FROM Dr No on, every Bond movie has been shot at Pinewood Studios. Now it seems 007 is about to betray his country. Michael G Wilson, the producer of Casino Royale, says he may make the next Bond abroad because "London is the most expensive city in the world right now".

He's right, of course. At my multiplex in Islington, tickets for Casino Royale are Pounds 8.10 each. That's Pounds 32.40 for a family of four, and after popcorn and fizzy drinks you'll be lucky to see change out of Pounds 40. I'm sure Wilson would agree that it would be better for hardpressed Londoners to wait until it comes on the telly.

November 15, 2006

11/17/2006 10:49:00 AM  
Blogger Ray said...

Wow, so
there are too many immigrants, stealing our jobs and pushing up prices
the BBC is biased against the government, and too liberal to come clean about the threat from Islam
and Channel 4 is full of porn

11/17/2006 11:18:00 AM  
Anonymous Cian said...

Wow. He's actually turning into Melanie Phillips. Scary stuff. I wonder what he makes of the State Within.

Incidentally, it may simply be that I know a different category of "non-racist" to Nick, but most of the people I know who yank their kids out of London schools, its because poor kids also attend the local school. Not that anyone ever acknowledges that of course...

11/17/2006 01:36:00 PM  
Anonymous Anonymous said...

Oddly enough , he is wrong about film prices as well. I thinkhe thinks a "family of four" is made up of four adults (he probably hasn't got his head round child tickets yet because his child is too young to go to the pictures, I think, and he is not one to look beyond his own experience) . Anyway, this is how wrong he is on prices: At the Holloway Road odeon - the nearest big cinema, surely, two adult tickets for James Bond are £14-60, two "under 15 " tickets are £10-40, so that's actually £25 not £32-40 to see the film. Or you can get a family ticket (group of four)for £21-40.

If you feel that the Holloway Road Odeon is to full of "the migrants", as Nick may, you could go to the more poncey Screen on the Green on upper street. Two adult tickets £16-00, two child tickets £12-00 - so still cheaper than he says

11/17/2006 02:58:00 PM  
Anonymous Anonymous said...

£19-80 for a family ticket for four people to see James Bond at the Vue cinema in Islington (a local multiplex).

11/17/2006 03:06:00 PM  
Anonymous Simon said...

all but the very rich need to use public services which are now under strain from migration into London from abroad and the rest of the UK.

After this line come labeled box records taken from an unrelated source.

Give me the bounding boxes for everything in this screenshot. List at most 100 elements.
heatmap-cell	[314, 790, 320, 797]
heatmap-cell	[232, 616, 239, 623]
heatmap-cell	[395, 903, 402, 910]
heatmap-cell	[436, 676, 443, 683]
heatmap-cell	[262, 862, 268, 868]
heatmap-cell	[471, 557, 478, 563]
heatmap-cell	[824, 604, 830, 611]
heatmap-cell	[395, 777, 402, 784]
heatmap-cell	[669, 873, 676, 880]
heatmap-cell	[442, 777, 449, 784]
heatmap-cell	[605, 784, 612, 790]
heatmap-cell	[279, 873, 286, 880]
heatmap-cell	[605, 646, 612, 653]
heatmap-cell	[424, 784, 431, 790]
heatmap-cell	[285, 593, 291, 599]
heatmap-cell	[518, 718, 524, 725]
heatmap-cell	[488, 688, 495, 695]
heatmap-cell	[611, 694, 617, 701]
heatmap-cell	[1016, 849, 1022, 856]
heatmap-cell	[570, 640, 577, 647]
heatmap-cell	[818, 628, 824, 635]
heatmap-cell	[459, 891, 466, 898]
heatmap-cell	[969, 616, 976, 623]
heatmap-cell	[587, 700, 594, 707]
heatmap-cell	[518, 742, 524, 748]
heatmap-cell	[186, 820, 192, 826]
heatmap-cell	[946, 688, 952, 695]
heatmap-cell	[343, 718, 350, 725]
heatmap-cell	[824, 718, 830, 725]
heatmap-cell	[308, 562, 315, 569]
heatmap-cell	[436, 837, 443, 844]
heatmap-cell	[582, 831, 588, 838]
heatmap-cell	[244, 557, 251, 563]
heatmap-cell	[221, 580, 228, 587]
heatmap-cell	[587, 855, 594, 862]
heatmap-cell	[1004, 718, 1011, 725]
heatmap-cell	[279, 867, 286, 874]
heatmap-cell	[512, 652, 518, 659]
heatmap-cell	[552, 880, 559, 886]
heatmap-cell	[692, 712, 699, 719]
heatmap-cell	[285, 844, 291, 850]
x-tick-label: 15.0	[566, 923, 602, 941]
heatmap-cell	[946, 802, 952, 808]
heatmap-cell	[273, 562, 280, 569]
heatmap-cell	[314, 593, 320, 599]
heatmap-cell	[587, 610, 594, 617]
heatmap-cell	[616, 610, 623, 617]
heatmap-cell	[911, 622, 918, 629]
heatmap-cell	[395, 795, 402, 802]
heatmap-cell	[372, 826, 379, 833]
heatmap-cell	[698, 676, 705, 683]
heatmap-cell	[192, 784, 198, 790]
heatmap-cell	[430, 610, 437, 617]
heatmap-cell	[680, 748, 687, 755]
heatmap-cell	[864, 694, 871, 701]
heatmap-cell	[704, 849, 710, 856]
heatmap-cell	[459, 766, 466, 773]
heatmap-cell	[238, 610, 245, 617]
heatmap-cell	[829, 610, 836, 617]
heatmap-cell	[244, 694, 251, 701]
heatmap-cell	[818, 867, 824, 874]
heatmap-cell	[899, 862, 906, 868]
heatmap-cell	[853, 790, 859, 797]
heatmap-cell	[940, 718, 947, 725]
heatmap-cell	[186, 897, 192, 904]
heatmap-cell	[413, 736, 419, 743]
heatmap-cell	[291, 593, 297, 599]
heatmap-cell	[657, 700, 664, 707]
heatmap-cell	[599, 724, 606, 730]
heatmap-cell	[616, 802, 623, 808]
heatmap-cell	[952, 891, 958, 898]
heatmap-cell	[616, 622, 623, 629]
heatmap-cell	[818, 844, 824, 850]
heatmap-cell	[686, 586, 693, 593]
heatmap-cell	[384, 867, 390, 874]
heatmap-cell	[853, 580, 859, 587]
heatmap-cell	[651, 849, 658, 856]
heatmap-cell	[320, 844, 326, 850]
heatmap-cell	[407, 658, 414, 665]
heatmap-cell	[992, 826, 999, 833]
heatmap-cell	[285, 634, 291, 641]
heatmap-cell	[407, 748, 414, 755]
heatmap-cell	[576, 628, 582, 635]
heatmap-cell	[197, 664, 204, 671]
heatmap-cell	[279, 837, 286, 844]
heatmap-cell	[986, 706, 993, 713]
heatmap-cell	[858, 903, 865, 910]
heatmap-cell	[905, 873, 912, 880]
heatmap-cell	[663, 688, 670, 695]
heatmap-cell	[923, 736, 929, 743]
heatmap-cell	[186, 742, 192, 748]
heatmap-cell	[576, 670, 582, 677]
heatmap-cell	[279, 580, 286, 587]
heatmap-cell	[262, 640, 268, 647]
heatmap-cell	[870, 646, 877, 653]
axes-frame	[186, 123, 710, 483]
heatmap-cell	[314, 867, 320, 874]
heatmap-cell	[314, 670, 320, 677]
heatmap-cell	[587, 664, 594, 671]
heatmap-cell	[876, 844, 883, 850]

Any word on how public services - the NHS in particular - would grind to a halt without the availability of migrant workers? No, thought not.

11/17/2006 06:07:00 PM  
Anonymous Simon said...

This week's Observer piece is similar stuff, albeit with a focus on the impact of the Bloody Foreigners on the housing market. Not sure the residents of Altrincham would be happy to have their town described as part of 'south Manchester', either.

I also wonder why Nick thinks the average Observer reader has any greater regard for the 'English rich' than he does for the average Russian oligarch.

11/19/2006 01:40:00 AM  
Blogger Bruschetta Boy said...

it is atrocious innit? I seem to remember that Nick is originally from Altrincham, which would explain why he picked it. His views on what constitutes an acceptable family house and the average price thereof are not born out by the Land Registry statistics, btw.